Our world is torn apart now, by war and greed, destruction of humanity and its history. The warmongers care not about the richness of our history as a Global Village. Even today, some of the oldest known evidence of human civilization is in an area under siege, and our precious history is being destroyed, not by accident, but on purpose. Consider the timeline of Ancient Civilization as you know it to be ~ some of the earliest known settlements and remnants of cultures date back to 3000 years Before Christ. The Bronze Age, the early Egyptian Hieroglyphs, Pyramids, Stonehenge. They all fascinate us, and we consider these milestones and their cultures to be the ones that we sprang from.

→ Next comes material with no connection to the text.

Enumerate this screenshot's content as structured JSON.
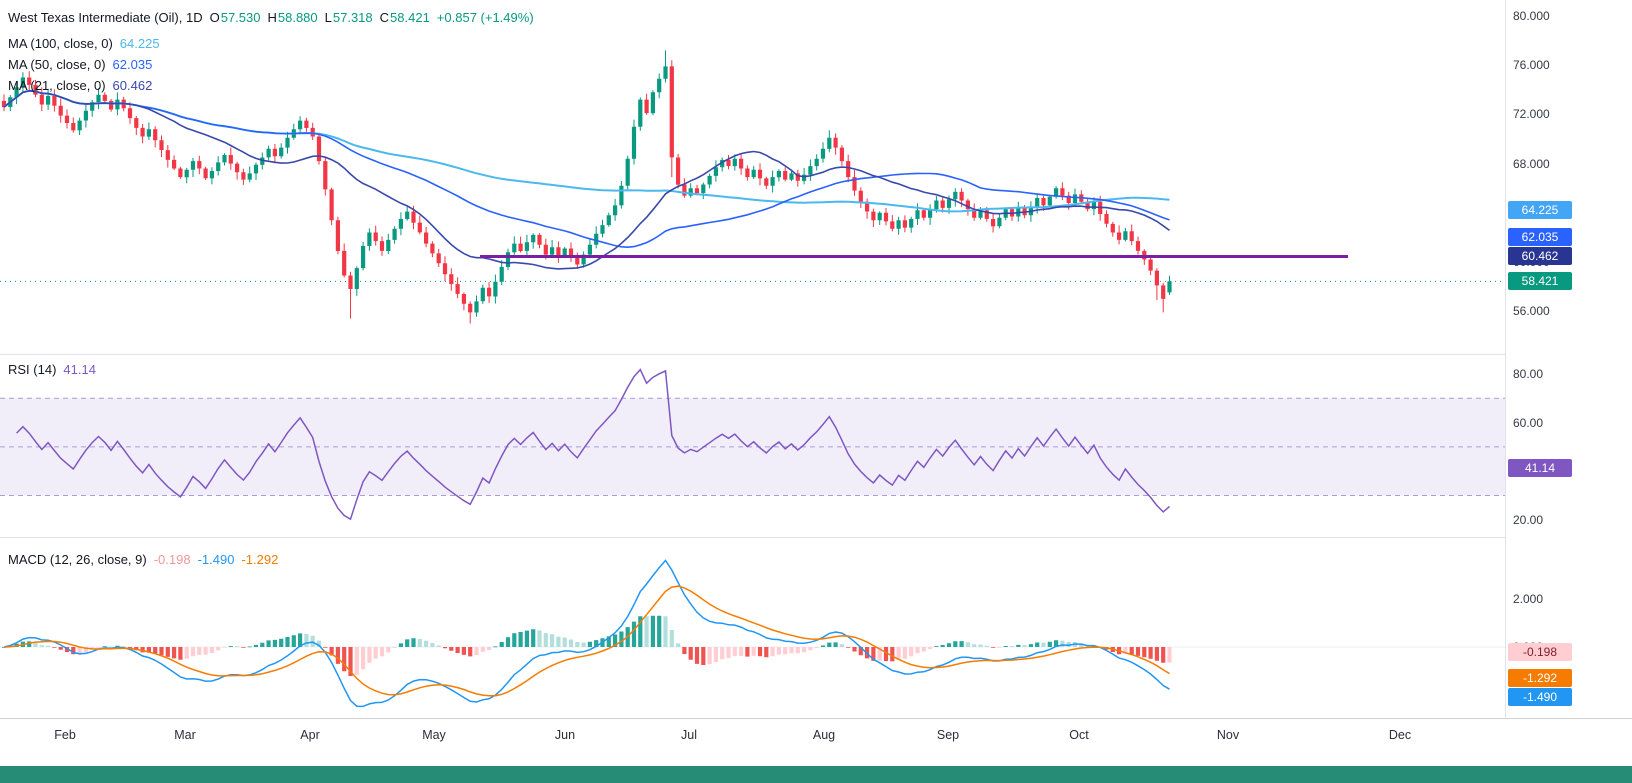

Science has since enabled us to advance in our carbon-dating technology, and we now know that there were other, even earlier cultures, which have been found right in the middle of Southern Turkey. They lie now in an area that is being ravaged by missiles, and its heritage and designation as a UNESCO site is being disrespected. I had never even heard of Gobekli Tepe prior to this lecture, and while I knew a bit about the ancient civilizations of the Levantine people, I did not know these interesting ruins existed. The Levant is the area of the Central Mediterranean, which we now call the Middle East, and it is made up of Israel, Palestine, Iraq, Iran, Syria, Jordan, and Lebanon, bordering Turkey and Saudi Arabia. Imagine how closely all of these people are truly related, and imagine further, how long conflicts between them have raged. I don’t believe that the rest of the world has a right to step in and try to mediate in this area, especially without understanding the rich history and culture that came almost 10,000 years Before Christ. When we stop to consider the reasons why America and the rest of Europe are involved and seem to have taken sides, it is because of natural resources, and the greed that goes with ownership of these resources. When we stop to consider why there is terrorism, it is because of religious differences. What compounds it now, is that the religious differences have become tied to wealth and to superiority, and millennia later, innocent people are still being slaughtered, and civilization’s beginnings are being wiped off the face of the earth without a trace. It does not paint a pretty picture of what humankind has become.

For some inspired reading, we were encouraged to look at Ernest Becker’s Escape from Evil, a book which ”examines men's efforts to escape from the fear of death by performing acts of human wickedness through socially-sanctioned institutions”.

Is fear then, the cause of all of our distress? What could possibly be the one thing that could eliminate this fear, if used to its advantage, to find commonality between peoples of different cultures and religions? Music could be the answer.